Today, the people of G-B are not recognised as citizens of Pakistan, and the area is not governed by the Constitution of Pakistan, because of the Kashmir issue. Since the day Pakistan appeared on the world map, the people of G-B have shown a strong commitment to the idea of Pakistan, yet this commitment has remained unreciprocated. Instead of the constant prevarications that Pakistan has mastered when confronted with this issue, perhaps it is time to walk the road to redemption.
We could begin with understanding that G-B’s status should never have been mixed with Kashmir. Blessed with their own rich individual identity — independent from that of Kashmir — the people of G-B deserve to celebrate their autonomy. The more we associate them with Kashmir, the higher the probability that we will nurture feelings of resentment amongst them. It is because the people of G-B wanted to be masters of their own fate that they fought for independence from Kashmir, and so, every time we tie their fate to Kashmir’s we enable frustration and resentment to materialise within its people. Pakistan must tread this path carefully. For feelings of resentment can morph into feelings of hate.
It has never made sense to tie G-B’s fate with Kashmir, because while Kashmir may be a disputed territory given the peculiar fallout of partition; G-B, an independent state, upon partition, unconditionally consented to integration with Pakistan.

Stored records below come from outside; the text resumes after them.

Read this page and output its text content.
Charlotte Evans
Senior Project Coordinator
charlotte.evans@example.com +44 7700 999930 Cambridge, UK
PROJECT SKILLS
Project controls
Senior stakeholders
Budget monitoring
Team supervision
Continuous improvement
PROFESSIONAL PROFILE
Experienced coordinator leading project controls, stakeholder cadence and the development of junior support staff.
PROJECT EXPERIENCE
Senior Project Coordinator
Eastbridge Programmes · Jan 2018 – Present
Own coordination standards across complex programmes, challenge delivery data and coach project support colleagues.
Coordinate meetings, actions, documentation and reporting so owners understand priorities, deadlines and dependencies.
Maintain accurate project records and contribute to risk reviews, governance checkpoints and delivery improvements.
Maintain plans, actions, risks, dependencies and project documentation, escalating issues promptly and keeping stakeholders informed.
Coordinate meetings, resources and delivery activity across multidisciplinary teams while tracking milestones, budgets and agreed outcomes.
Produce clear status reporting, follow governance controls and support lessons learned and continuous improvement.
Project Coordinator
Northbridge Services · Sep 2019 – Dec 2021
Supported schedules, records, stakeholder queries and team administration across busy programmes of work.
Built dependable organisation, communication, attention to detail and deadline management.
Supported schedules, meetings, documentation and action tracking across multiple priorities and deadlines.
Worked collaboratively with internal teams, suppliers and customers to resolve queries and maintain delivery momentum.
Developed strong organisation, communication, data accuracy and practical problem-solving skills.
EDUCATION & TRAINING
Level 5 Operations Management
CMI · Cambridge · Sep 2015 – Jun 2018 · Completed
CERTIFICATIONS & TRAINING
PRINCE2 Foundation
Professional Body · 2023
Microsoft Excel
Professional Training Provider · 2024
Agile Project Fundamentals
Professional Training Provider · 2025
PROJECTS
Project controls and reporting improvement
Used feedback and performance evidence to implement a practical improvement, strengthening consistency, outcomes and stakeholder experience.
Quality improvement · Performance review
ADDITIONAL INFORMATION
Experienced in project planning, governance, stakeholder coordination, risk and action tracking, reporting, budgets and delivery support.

Granting the people of G-B full citizenship rights and the region provincial status shouldn’t be taking us so long. Forming a province of G-B will not require the sort of political capital that, say, a Seraiki province would. It would require a constitutional amendment, which would mean the PTI reaching across the aisle for support. But this is an issue in which multiparty unity is actually feasible. What are we waiting for?

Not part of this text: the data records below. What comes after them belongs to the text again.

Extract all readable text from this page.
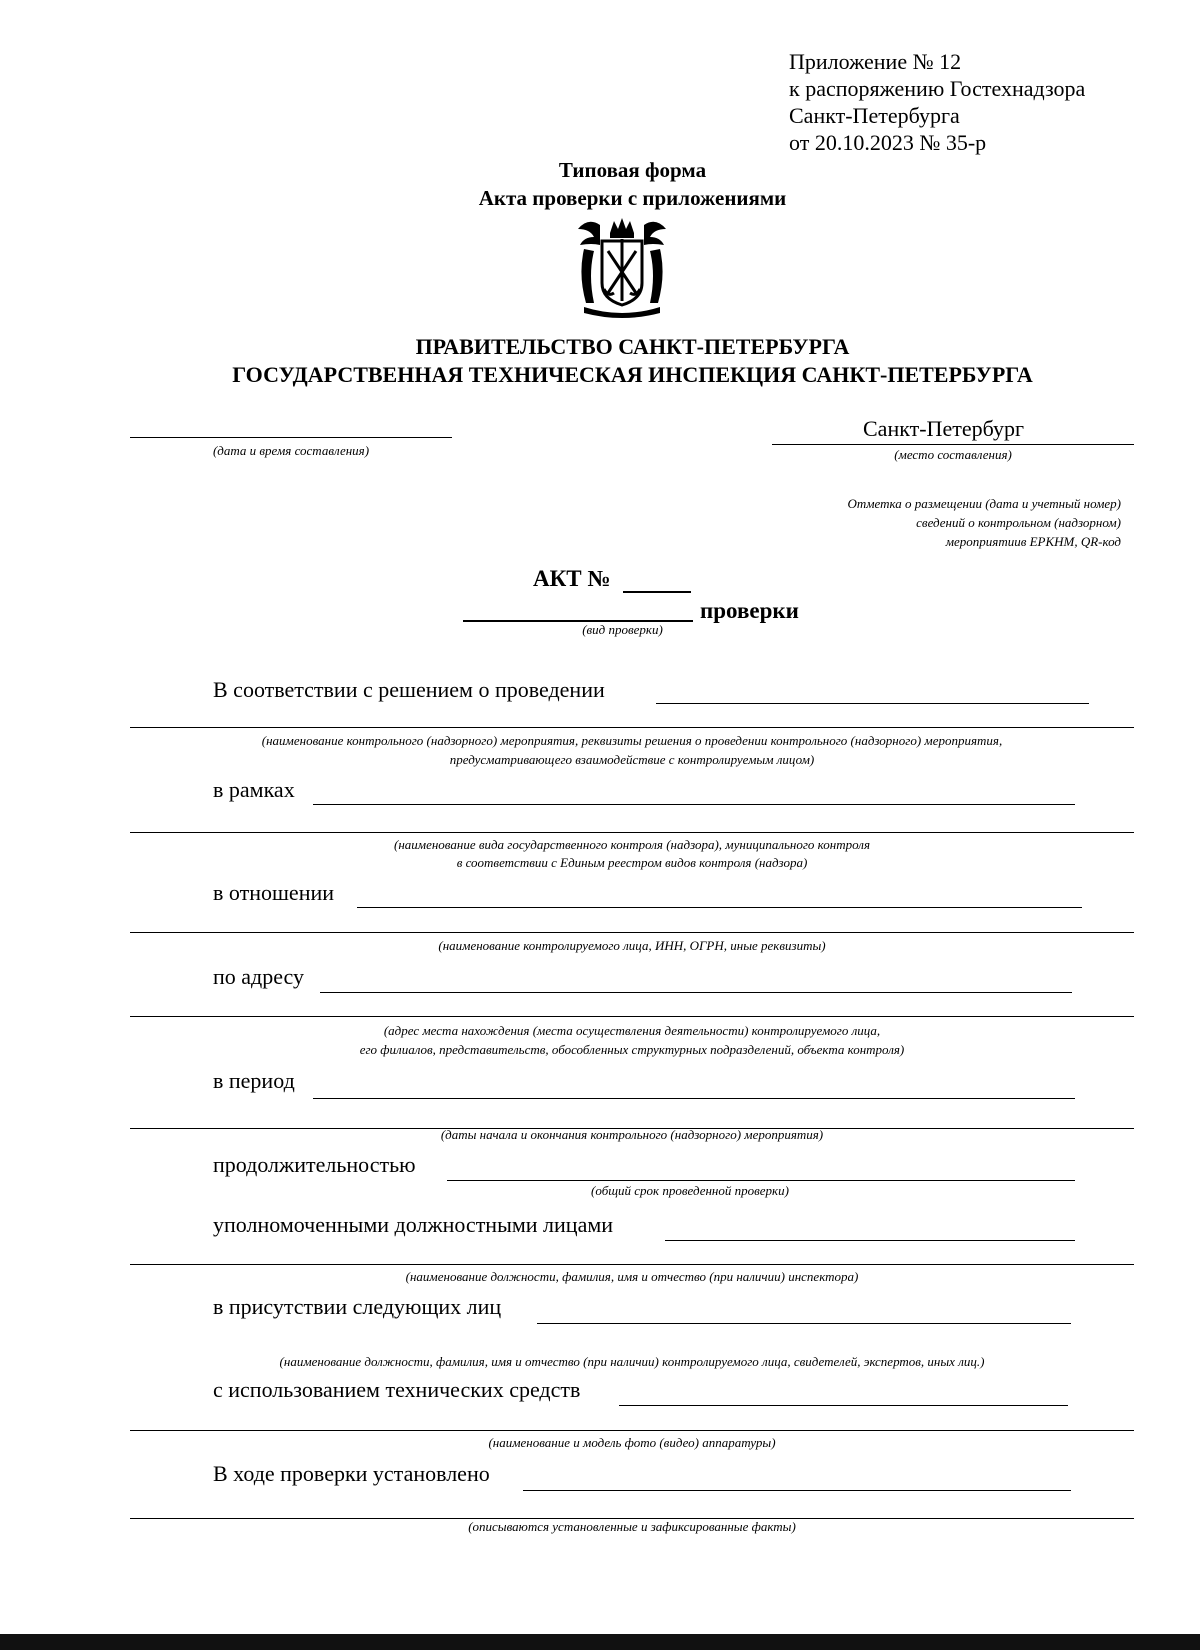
Приложение № 12
к распоряжению Гостехнадзора
Санкт-Петербурга
от 20.10.2023 № 35-р
Типовая форма
Акта проверки с приложениями
ПРАВИТЕЛЬСТВО САНКТ-ПЕТЕРБУРГА
ГОСУДАРСТВЕННАЯ ТЕХНИЧЕСКАЯ ИНСПЕКЦИЯ САНКТ-ПЕТЕРБУРГА
(дата и время составления)
Санкт-Петербург
(место составления)
Отметка о размещении (дата и учетный номер)
сведений о контрольном (надзорном)
мероприятиив ЕРКНМ, QR-код
АКТ №
проверки
(вид проверки)
В соответствии с решением о проведении
(наименование контрольного (надзорного) мероприятия, реквизиты решения о проведении контрольного (надзорного) мероприятия,
предусматривающего взаимодействие с контролируемым лицом)
в рамках
(наименование вида государственного контроля (надзора), муниципального контроля
в соответствии с Единым реестром видов контроля (надзора)
в отношении
(наименование контролируемого лица, ИНН, ОГРН, иные реквизиты)
по адресу
(адрес места нахождения (места осуществления деятельности) контролируемого лица,
его филиалов, представительств, обособленных структурных подразделений, объекта контроля)
в период
(даты начала и окончания контрольного (надзорного) мероприятия)
продолжительностью
(общий срок проведенной проверки)
уполномоченными должностными лицами
(наименование должности, фамилия, имя и отчество (при наличии) инспектора)
в присутствии следующих лиц
(наименование должности, фамилия, имя и отчество (при наличии) контролируемого лица, свидетелей, экспертов, иных лиц.)
с использованием технических средств
(наименование и модель фото (видео) аппаратуры)
В ходе проверки установлено
(описываются установленные и зафиксированные факты)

With the advent of CPEC, which is contingent upon G-B, shouldn’t the people of that area have a say in parliament about this massive project that will have a direct impact on their home? Do we really wish for feelings of victimhood to fester in another area that has given so much for Pakistan? By denying the people of G-B the rights granted under the Constitution, we deny them the ability to control their own destiny. They are left voiceless; without proper representation.
Glimmers of hope were seen when the Sartaj Aziz Committee was formed to recommend a solution to this issue. The committee’s recommendations have so far not been implemented. Hope was rekindled when the Supreme Court took notice of the issue this year, but it seems yet another commission has been formed to look into the matter. Irony shows no mercy sometimes.
While Pakistan completely fails the people of G-B is there any way for its citizens to at least get basic liberties provided by our constitution? In constitutional law, there is precedent from some jurisdictions which says that certain provisions of the Constitution apply to regions where a country exercises ‘de facto’ sovereignty. This is what the Supreme Court of the United States stated in the case of Boumediene vs Bush when the Bush administration tried to wiggle its way out of the constitution by claiming Guantanamo Bay was outside the jurisdiction of the United States, and therefore, detainees could not be extended the right of habeas corpus. Justice Kennedy shut down this argument, making the point that the US had complete control over the Bay for more than a 100 years. “Our basic charter cannot be contracted away like this,” he said.
There is an argument then, that given that Pakistan exercises de facto sovereignty over G-B, its people, even if not its citizens, should be given certain fundamental rights under the Constitution.
We also need to be mindful that anything short of giving G-B provincial status would be unjust. Arguments have been made along these lines, but they should be rejected for the colonial relics that they are. We should not treat G-B the way the US has treated Puerto Rico. Puerto Rico’s status was decided by a long line of US cases that are referred to as the ‘insular’ cases. To summarise: these cases stated that Puerto Rico was an unincorporated territory and thus did not have all the rights under the Constitution that fully incorporated states have in the US. Such principles reek of colonialism and the ‘insular cases’ came about when US expansionism was at its peak. Pakistan should be wary of going down the colonial road.
It is full provincial autonomy and full citizenship status that the people of Gilgit-Baltistan deserve. Anything less would be an insult to the people of a region that was one of the first to join Pakistan.